Woodward pushed back against the allegations that the doctor used unfounded threats of cancer to pressure women into surgery.
Different doctors, he said, treat the threat of cancer differently, and Perwaiz was one of those who was more aggressive.
“Dr. Perwaiz doesn’t make cancer scary,” he added. “Cancer is scary.”
Prosecutors also allege that Perwaiz billed health insurers hundreds of thousands of dollars for phantom medical procedures. He charged for hysteroscopies, a procedure used to view a woman’s uterus, during times when the scope was broken or he did not have the other materials in his office to perform the procedure, Gantt said. He billed for colposcopes, a procedure to view the cervix, she added, and wrote abnormal findings on patients’ charts even though he didn’t use the solution that would allow him to see those abnormalities.
While the individual insurance payments were relatively low, Perwaiz tallied so many of them that Gantt said he collected for “hundreds of thousands of dollars for hysteroscopies and colposcopes that he did not do.”
Between 2010 and 2019, Perwaiz billed insurance companies more than $2.3 million for gynecological care partly justified by diagnostic procedures he never performed, prosecutors allege in the indictment. The indictments cover 25 patients, most of whom he saw from 2015 to 2019.

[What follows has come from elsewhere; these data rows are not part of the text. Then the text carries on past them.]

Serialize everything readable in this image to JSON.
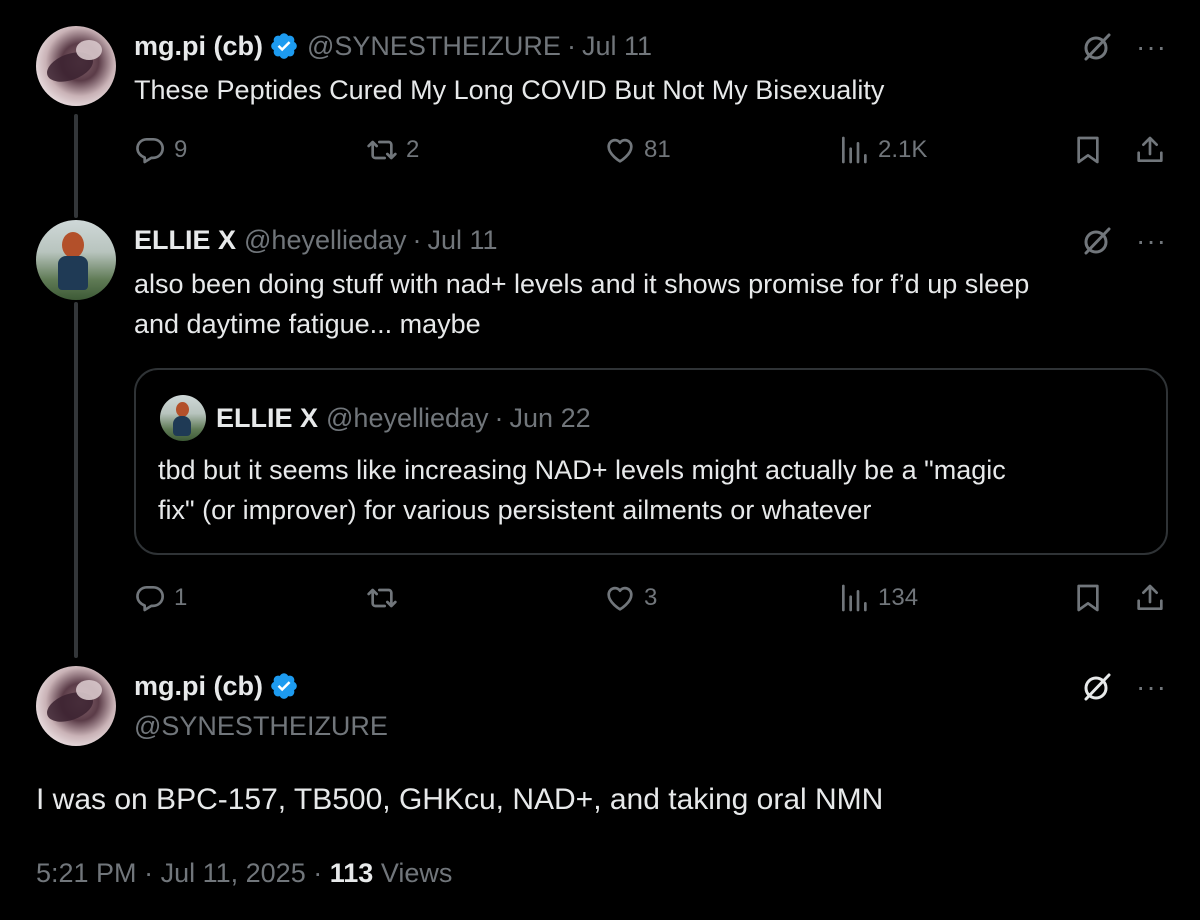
{
  "colors": {
    "background": "#000000",
    "text": "#e7e9ea",
    "muted": "#71767b",
    "verified": "#1d9bf0",
    "border": "#2f3336"
  },
  "tweet1": {
    "name": "mg.pi (cb)",
    "verified": true,
    "handle": "@SYNESTHEIZURE",
    "date": "Jul 11",
    "text": "These Peptides Cured My Long COVID But Not My Bisexuality",
    "replies": "9",
    "reposts": "2",
    "likes": "81",
    "views": "2.1K"
  },
  "tweet2": {
    "name": "ELLIE X",
    "handle": "@heyellieday",
    "date": "Jul 11",
    "text_line1": "also been doing stuff with nad+ levels and it shows promise for f’d up sleep",
    "text_line2": "and daytime fatigue... maybe",
    "quote": {
      "name": "ELLIE X",
      "handle": "@heyellieday",
      "date": "Jun 22",
      "text_line1": "tbd but it seems like increasing NAD+ levels might actually be a \"magic",
      "text_line2": "fix\" (or improver) for various persistent ailments or whatever"
    },
    "replies": "1",
    "reposts": "",
    "likes": "3",
    "views": "134"
  },
  "main_tweet": {
    "name": "mg.pi (cb)",
    "verified": true,
    "handle": "@SYNESTHEIZURE",
    "text": "I was on BPC-157, TB500, GHKcu, NAD+, and taking oral NMN",
    "time": "5:21 PM",
    "date": "Jul 11, 2025",
    "views_count": "113",
    "views_label": "Views"
  },
  "separator": "·",
  "more_label": "···",
  "icons": [
    "reply-icon",
    "repost-icon",
    "like-icon",
    "views-icon",
    "bookmark-icon",
    "share-icon",
    "grok-icon",
    "more-icon",
    "verified-icon"
  ]
}
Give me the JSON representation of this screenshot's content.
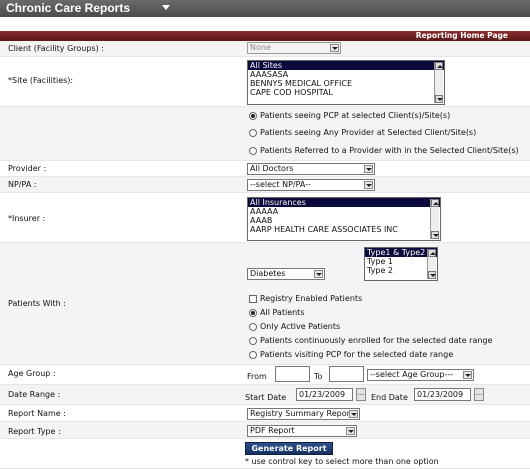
{
  "app": {
    "title": "Chronic Care Reports"
  },
  "header": {
    "band_text": "Reporting Home Page"
  },
  "client": {
    "label": "Client (Facility Groups) :",
    "value": "None"
  },
  "site": {
    "label": "*Site (Facilities):",
    "options": [
      "All Sites",
      "AAASASA",
      "BENNYS MEDICAL OFFICE",
      "CAPE COD HOSPITAL"
    ]
  },
  "pcp_options": [
    "Patients seeing PCP at selected Client(s)/Site(s)",
    "Patients seeing Any Provider at Selected Client/Site(s)",
    "Patients Referred to a Provider with in the Selected Client/Site(s)"
  ],
  "provider": {
    "label": "Provider :",
    "value": "All Doctors"
  },
  "nppa": {
    "label": "NP/PA :",
    "value": "--select NP/PA--"
  },
  "insurer": {
    "label": "*Insurer :",
    "options": [
      "All Insurances",
      "AAAAA",
      "AAAB",
      "AARP HEALTH CARE ASSOCIATES INC"
    ]
  },
  "patients_with": {
    "label": "Patients With :",
    "condition": "Diabetes",
    "types": [
      "Type1 & Type2",
      "Type 1",
      "Type 2"
    ],
    "registry_label": "Registry Enabled Patients",
    "radios": [
      "All Patients",
      "Only Active Patients",
      "Patients continuously enrolled for the selected date range",
      "Patients visiting PCP for the selected date range"
    ]
  },
  "age_group": {
    "label": "Age Group :",
    "from_label": "From",
    "to_label": "To",
    "select_value": "--select Age Group---"
  },
  "date_range": {
    "label": "Date Range :",
    "start_label": "Start Date",
    "start_value": "01/23/2009",
    "end_label": "End Date",
    "end_value": "01/23/2009",
    "picker_glyph": "..."
  },
  "report_name": {
    "label": "Report Name :",
    "value": "Registry Summary Report"
  },
  "report_type": {
    "label": "Report Type :",
    "value": "PDF Report"
  },
  "generate_button": "Generate Report",
  "footnote": "* use control key to select more than one option"
}
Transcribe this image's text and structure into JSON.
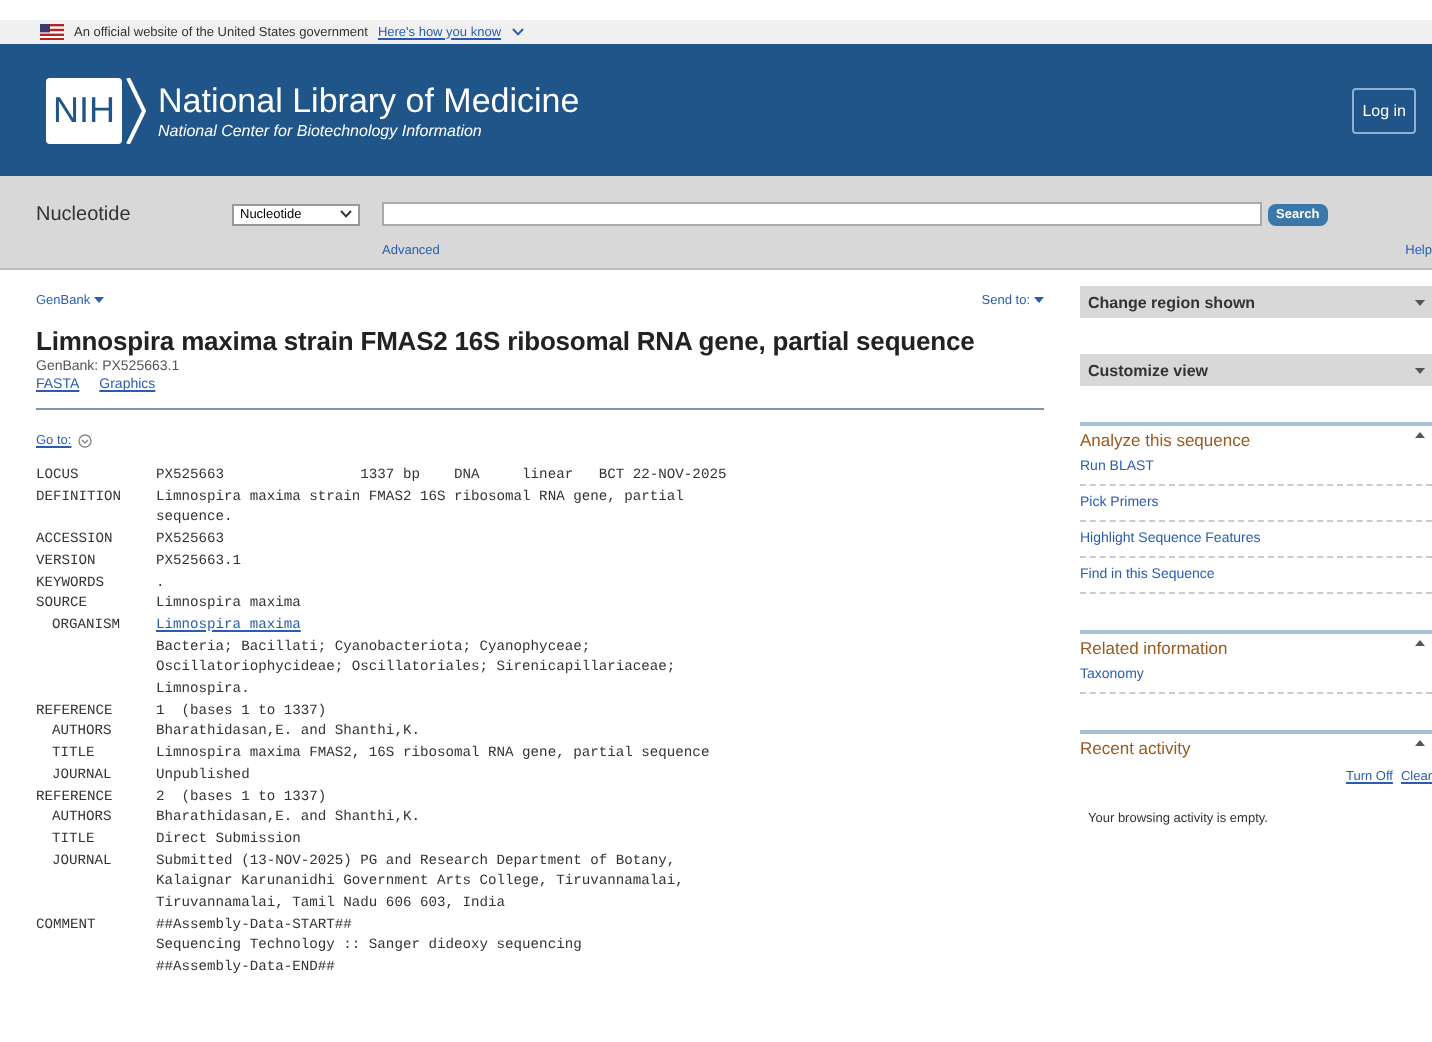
{
  "gov_banner": {
    "text": "An official website of the United States government",
    "link": "Here's how you know"
  },
  "header": {
    "logo": "NIH",
    "title": "National Library of Medicine",
    "subtitle": "National Center for Biotechnology Information",
    "login": "Log in"
  },
  "search_bar": {
    "database_label": "Nucleotide",
    "database_select": "Nucleotide",
    "search_button": "Search",
    "advanced": "Advanced",
    "help": "Help"
  },
  "record": {
    "format": "GenBank",
    "send_to": "Send to:",
    "title": "Limnospira maxima strain FMAS2 16S ribosomal RNA gene, partial sequence",
    "accession_line": "GenBank: PX525663.1",
    "links": [
      "FASTA",
      "Graphics"
    ],
    "goto": "Go to:",
    "fields": [
      {
        "key": "LOCUS",
        "link": false,
        "lines": [
          "PX525663                1337 bp    DNA     linear   BCT 22-NOV-2025"
        ]
      },
      {
        "key": "DEFINITION",
        "link": false,
        "lines": [
          "Limnospira maxima strain FMAS2 16S ribosomal RNA gene, partial",
          "sequence."
        ]
      },
      {
        "key": "ACCESSION",
        "link": false,
        "lines": [
          "PX525663"
        ]
      },
      {
        "key": "VERSION",
        "link": false,
        "lines": [
          "PX525663.1"
        ]
      },
      {
        "key": "KEYWORDS",
        "link": false,
        "lines": [
          "."
        ]
      },
      {
        "key": "SOURCE",
        "link": false,
        "lines": [
          "Limnospira maxima"
        ],
        "children": [
          {
            "key": "ORGANISM",
            "link": true,
            "lines": [
              "Limnospira maxima"
            ]
          },
          {
            "link": false,
            "lines": [
              "Bacteria; Bacillati; Cyanobacteriota; Cyanophyceae;",
              "Oscillatoriophycideae; Oscillatoriales; Sirenicapillariaceae;",
              "Limnospira."
            ]
          }
        ]
      },
      {
        "key": "REFERENCE",
        "link": false,
        "lines": [
          "1  (bases 1 to 1337)"
        ],
        "children": [
          {
            "key": "AUTHORS",
            "link": false,
            "lines": [
              "Bharathidasan,E. and Shanthi,K."
            ]
          },
          {
            "key": "TITLE",
            "link": false,
            "lines": [
              "Limnospira maxima FMAS2, 16S ribosomal RNA gene, partial sequence"
            ]
          },
          {
            "key": "JOURNAL",
            "link": false,
            "lines": [
              "Unpublished"
            ]
          }
        ]
      },
      {
        "key": "REFERENCE",
        "link": false,
        "lines": [
          "2  (bases 1 to 1337)"
        ],
        "children": [
          {
            "key": "AUTHORS",
            "link": false,
            "lines": [
              "Bharathidasan,E. and Shanthi,K."
            ]
          },
          {
            "key": "TITLE",
            "link": false,
            "lines": [
              "Direct Submission"
            ]
          },
          {
            "key": "JOURNAL",
            "link": false,
            "lines": [
              "Submitted (13-NOV-2025) PG and Research Department of Botany,",
              "Kalaignar Karunanidhi Government Arts College, Tiruvannamalai,",
              "Tiruvannamalai, Tamil Nadu 606 603, India"
            ]
          }
        ]
      },
      {
        "key": "COMMENT",
        "link": false,
        "lines": [
          "##Assembly-Data-START##",
          "Sequencing Technology :: Sanger dideoxy sequencing",
          "##Assembly-Data-END##"
        ]
      }
    ]
  },
  "sidebar": {
    "panels": [
      {
        "title": "Change region shown",
        "expanded": false
      },
      {
        "title": "Customize view",
        "expanded": false
      }
    ],
    "sections": [
      {
        "title": "Analyze this sequence",
        "expanded": true,
        "items": [
          "Run BLAST",
          "Pick Primers",
          "Highlight Sequence Features",
          "Find in this Sequence"
        ]
      },
      {
        "title": "Related information",
        "expanded": true,
        "items": [
          "Taxonomy"
        ]
      },
      {
        "title": "Recent activity",
        "expanded": true,
        "actions": [
          "Turn Off",
          "Clear"
        ],
        "note": "Your browsing activity is empty."
      }
    ]
  }
}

Prosecutors have not said how many others they think were victims. So many women came forward after his arrest in November that the FBI created a website about the case for them. Malpractice suits also are pending against Perwaiz, who had two offices in Chesapeake, south of Norfolk, and privileges at Bon Secours Maryview Medical Center and Chesapeake Regional Medical Center.
Perwaiz, who is jailed without bond, pleaded not guilty. He has not spoken publicly about the charges. The trial is expected to take a few weeks.
“This is a large and far-reaching scheme, but what the defendant did was simple,” Gantt said. “He said things that were not true to make money.”
During the decade covered by the indictments, Perwaiz lived lavishly, purchasing a pair of Mercedes-Benzes, a Jaguar, a $4,000 fur coat and a $1,000 pen.
Perwaiz first became an OB/GYN and established his private practice in 1982. State records show he allegedly performed 11 hysterectomies on women that year without a medical reason. Maryview Hospital fired Perwaiz, citing “poor clinical judgment, unnecessary surgery, lack of documentation and discrepancies in recordkeeping,” the records show, but the Virginia Board of Medicine, which had the power to revoke or suspend his license, chose to censure him – chastising his bad note-taking and condemning his “lack of judgment” for engaging in a sexual relationship with a patient.
In 1996, Perwaiz was convicted of tax fraud. He briefly lost his license before it was reinstated. The indictment also alleges that the doctor made false applications to health benefits providers, failing to disclose his felony conviction.
Woodward called the document issues “paperwork mistakes,” not part of a fraud scheme. “The issue will be,” he said, “is he a scam artist?”